Le commerce extérieur chinois a progressé plus qu'attendu en juin, dopé par le boom de l'IA et la flambée des prix des semiconducteurs, une bonne nouvelle pour la deuxième économie mondiale dont les exportations restent le principal moteur de croissance. Les exportations du géant asiatique libellées en dollars ont grimpé de 27% sur un an en juin, selon des chiffres de l'Administration générale des douanes publiés mardi, dépassant la prévision de 19% des analystes sondés par Bloomberg.
Les importations chinoises ont elles gonflé de 36% sur un an, surpassant les prévisions (+26,1%) et marquant une nette accélération après une progression d'environ 27% en mai. L'essor de l'intelligence artificielle (IA), objet d'une vive compétition entre Pékin et Washington, continue de stimuler les échanges commerciaux: les exportations (en valeur en dollars) de semiconducteurs se sont ainsi envolées de 122% sur un an.
Cependant, ces chiffres «reflètent principalement la récente flambée des prix des semiconducteurs (...) due à la pénurie persistante de puces mémoires: en effet, le volume des exportations de semiconducteurs a lui légèrement reculé sur un an, sa première baisse depuis plus de deux ans», tempère Julian Evans-Pritchard, analyste de Capital Economics.

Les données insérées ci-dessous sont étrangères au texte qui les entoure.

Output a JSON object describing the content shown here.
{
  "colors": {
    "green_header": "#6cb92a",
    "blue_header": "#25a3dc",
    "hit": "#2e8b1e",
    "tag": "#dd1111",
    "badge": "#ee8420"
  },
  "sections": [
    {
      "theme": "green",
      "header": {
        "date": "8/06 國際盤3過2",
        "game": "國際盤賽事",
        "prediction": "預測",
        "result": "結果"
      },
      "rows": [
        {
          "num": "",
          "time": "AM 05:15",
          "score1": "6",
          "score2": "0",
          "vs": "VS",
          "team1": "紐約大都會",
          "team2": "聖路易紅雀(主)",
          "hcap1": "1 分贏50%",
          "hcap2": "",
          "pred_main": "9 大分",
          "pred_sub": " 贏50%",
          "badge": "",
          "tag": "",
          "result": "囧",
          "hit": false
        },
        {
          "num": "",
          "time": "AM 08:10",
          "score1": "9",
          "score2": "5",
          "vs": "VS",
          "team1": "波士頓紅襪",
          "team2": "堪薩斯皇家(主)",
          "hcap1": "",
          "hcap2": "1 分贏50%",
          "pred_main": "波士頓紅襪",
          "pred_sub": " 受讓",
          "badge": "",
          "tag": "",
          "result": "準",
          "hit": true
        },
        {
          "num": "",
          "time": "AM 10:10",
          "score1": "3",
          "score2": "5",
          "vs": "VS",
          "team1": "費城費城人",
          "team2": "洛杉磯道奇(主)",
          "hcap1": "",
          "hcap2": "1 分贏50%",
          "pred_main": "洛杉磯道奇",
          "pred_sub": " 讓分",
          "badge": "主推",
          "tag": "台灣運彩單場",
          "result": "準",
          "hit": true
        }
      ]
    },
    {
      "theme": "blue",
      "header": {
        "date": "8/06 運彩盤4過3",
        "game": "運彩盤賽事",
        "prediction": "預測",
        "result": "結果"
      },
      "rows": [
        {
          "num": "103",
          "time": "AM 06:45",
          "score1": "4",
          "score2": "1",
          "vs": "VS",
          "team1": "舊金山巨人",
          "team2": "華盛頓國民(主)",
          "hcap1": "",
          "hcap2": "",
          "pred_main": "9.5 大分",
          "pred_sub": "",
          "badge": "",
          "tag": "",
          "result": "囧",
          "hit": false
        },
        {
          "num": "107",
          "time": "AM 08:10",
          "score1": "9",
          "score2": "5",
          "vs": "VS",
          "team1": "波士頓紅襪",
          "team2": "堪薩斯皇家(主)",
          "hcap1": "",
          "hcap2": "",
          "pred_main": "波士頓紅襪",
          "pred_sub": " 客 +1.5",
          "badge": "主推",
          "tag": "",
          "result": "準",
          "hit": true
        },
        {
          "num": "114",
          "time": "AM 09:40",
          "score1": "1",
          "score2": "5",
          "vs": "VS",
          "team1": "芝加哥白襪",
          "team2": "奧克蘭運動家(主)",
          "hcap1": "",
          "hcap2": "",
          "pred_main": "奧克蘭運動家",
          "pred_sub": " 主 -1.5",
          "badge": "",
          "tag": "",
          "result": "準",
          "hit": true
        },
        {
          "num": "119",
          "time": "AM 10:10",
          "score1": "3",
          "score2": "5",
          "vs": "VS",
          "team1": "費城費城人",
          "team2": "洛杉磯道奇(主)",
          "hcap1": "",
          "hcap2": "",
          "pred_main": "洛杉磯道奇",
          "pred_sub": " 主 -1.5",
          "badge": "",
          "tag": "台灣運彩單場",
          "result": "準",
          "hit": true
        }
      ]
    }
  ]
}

La demande intérieure ne s'envole pas
De même, «il ne faut pas y voir (dans le bond des importations) la preuve d'une envolée de la demande intérieure: là encore, la flambée des prix des semiconducteurs joue un rôle-clé dans l'augmentation de leur valeur, tout comme le conflit au Moyen-Orient», qui renchérit fortement par rapport à 2025 le prix des matières premières. Et ce même si la Chine a cherché à modérer l'impact de l'envolée des cours du pétrole en limitant ses achats d'hydrocarbures: en volume, ses importations de pétrole brut ont plongé de 41% sur un an en mai.
Toutefois, en faisant abstraction des semiconducteurs, «la demande étrangère pour les produits chinois reste soutenue, en particulier dans le secteur des technologies vertes» mais aussi dans l'automobile, «avec un bond de 72% sur un an du nombre de véhicules exportés, tiré par les voitures électriques», note Julian Evans-Pritchard. Cette vigueur persistante des exportations soutient une conjoncture très précaire en Chine, à l'heure où le pays souffre toujours d'une consommation intérieure atone et d'une crise persistante du secteur immobilier.
«Ce dynamisme a constitué un moteur essentiel de l'économie chinoise depuis le début de l'année: elles devraient rester soutenues au second semestre, ce qui témoigne de la compétitivité et de la résilience du secteur manufacturier chinois», observe Zhiwei Zhang, économiste de Pinpoint Asset Management. Et d'une demande mondiale restant soutenue en dépit des perturbations liées à la guerre au Moyen-Orient.
Le risque est pour Pékin d'"accentuer les tensions commerciales entre la Chine et ses partenaires, notamment l'Europe», reconnaît Zhiwei Zhang, s'attendant à ce que la Chine «laisse sa monnaie s'apprécier davantage dans les mois à venir» sans pour autant freiner son commerce extérieur.
Tensions commerciales
Le commerce avec les Etats-Unis connaît une certaine embellie: les exportations chinoises vers la première économie mondiale ont augmenté de 13,9% sur un an en juin, atteignant 43,5 milliards de dollars, précisent les douanes. Dans le même temps, les importations chinoises venant des Etats-Unis ont, elles, augmenté de 25,8% sur un an. De quoi porter l'excédent commercial du pays avec les États-Unis à 28,9 milliards de dollars contre 26 milliards le mois précédent.
Les relations entre Washington et Pékin se sont stabilisées depuis la visite du président américain Donald Trump à Pékin en mai, même si le déséquilibre commercial persistant demeure une source de friction entre ces deux géants économiques. Mais la Chine est également engagée dans de vifs différends commerciaux avec l'Union européenne (UE), avec laquelle elle a enregistré un excédent commercial de 32,9 milliards de dollars en juin, contre 30,7 milliards en mai.
En juin, l'excédent commercial global de la Chine a atteint 126 milliards de dollars, contre 105 milliards en mai: ce déséquilibre croissant alimente l'inquiétude des économies occidentales. Autre source de frictions: le durcissement de Pékin sur ses exportations de terres rares, composants essentiels pour les industries de pointe dont la Chine domine très largement la production et le raffinage à l'échelle mondiale. Les exportations de terres rares ont chuté en juin de 34,1% en volume par rapport à juin 2025.